Wuppertaler Osmanen-Rocker wurde von SEK-Beamten erschossen

Wuppertaler Osmanen-Rocker wurde von SEK-Beamten erschossen

  • Staatsanwaltschaft bestätigt: Tödlicher Schuss kam aus SEK-Waffe
  • Getöteter war zeitweise Präsident des Wuppertaler Chapters
  • Ermittlungen zu "szenetypischen" Straftaten

Knapp eine Woche nach den tödlichen Schüssen bei einem Polizei-Einsatz in Wuppertal gab die Wuppertaler Staatsanwaltschaft am Donnerstag (15.02.2018) weitere Einzelheiten bekannt. Sie bestätigte, dass ein SEK-Beamter die tödlichen Schüsse auf den Mann abgegeben hatte, als dieser festgenommen werden sollte. Gegen den Beamten wurden Vorermittlungen eingeleitet.

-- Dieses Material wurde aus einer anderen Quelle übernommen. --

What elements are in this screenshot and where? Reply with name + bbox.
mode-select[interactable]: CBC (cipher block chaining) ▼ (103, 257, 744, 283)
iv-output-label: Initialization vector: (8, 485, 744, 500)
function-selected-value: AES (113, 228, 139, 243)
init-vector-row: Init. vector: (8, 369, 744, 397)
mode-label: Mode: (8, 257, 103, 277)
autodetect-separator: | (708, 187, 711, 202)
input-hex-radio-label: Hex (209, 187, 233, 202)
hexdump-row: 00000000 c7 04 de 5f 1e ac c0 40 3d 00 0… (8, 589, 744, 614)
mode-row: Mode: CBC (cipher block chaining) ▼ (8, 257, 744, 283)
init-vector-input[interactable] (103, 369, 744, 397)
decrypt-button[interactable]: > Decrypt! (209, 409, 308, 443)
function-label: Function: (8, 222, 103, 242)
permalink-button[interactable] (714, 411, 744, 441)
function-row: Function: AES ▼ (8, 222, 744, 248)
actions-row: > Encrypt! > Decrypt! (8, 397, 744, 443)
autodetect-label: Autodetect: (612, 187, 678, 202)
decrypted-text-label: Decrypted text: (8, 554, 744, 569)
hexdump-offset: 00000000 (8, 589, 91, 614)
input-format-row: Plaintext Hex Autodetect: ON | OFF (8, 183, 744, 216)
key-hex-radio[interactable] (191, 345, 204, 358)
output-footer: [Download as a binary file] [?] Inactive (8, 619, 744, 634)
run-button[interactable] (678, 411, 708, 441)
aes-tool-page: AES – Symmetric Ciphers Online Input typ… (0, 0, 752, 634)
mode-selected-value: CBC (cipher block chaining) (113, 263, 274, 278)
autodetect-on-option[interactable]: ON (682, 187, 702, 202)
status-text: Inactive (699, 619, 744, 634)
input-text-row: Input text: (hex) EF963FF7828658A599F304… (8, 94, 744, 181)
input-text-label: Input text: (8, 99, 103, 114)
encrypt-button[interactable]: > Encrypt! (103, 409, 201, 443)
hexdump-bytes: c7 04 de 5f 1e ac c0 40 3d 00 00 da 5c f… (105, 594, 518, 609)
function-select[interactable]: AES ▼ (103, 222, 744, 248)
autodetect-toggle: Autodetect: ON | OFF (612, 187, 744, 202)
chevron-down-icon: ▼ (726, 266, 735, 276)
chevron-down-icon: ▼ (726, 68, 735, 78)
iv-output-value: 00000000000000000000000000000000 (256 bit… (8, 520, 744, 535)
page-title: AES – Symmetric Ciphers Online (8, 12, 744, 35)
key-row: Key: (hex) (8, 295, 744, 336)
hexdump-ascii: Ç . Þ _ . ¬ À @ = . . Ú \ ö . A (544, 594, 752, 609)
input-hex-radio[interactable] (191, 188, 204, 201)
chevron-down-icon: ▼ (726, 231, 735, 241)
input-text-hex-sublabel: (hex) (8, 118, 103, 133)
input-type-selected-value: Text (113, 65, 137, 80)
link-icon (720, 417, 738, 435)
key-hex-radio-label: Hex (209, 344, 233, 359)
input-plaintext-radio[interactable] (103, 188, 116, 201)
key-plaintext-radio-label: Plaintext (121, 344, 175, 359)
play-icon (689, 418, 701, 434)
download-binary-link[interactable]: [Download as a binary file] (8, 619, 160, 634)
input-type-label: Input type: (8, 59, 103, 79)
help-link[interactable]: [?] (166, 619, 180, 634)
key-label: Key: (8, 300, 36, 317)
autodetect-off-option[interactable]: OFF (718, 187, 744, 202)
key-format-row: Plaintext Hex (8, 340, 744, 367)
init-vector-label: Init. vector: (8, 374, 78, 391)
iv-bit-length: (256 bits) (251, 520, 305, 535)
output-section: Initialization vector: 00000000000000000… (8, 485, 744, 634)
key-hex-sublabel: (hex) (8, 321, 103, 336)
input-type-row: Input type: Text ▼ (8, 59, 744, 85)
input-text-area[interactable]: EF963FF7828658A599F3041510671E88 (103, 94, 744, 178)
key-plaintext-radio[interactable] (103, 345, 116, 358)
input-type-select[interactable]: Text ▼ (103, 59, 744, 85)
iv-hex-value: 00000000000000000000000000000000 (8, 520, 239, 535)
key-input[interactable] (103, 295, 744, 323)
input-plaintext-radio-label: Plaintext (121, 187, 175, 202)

Präsident des Wuppertaler Chapters

Der Getötete, ein 43-jährige Türke, war als Präsident des Wuppertaler Ablegers der "Osmanen Germania" in Erscheinung getreten. Das belegen auch zahlreiche Bilder und Videos in sozialen Netzwerken. In welcher Funktion er zuletzt war, ist nicht bekannt.

Sarg wird von Menschenmenge hochgehalten

In der Wuppertaler Ditip-Merkez-Moschee fand am Donnerstag (15.02.2018) eine Trauerfeier für den Toten statt. Mehr als 100 Muslime erwiesen dem Osmanen-Rocker die letzte Ehre.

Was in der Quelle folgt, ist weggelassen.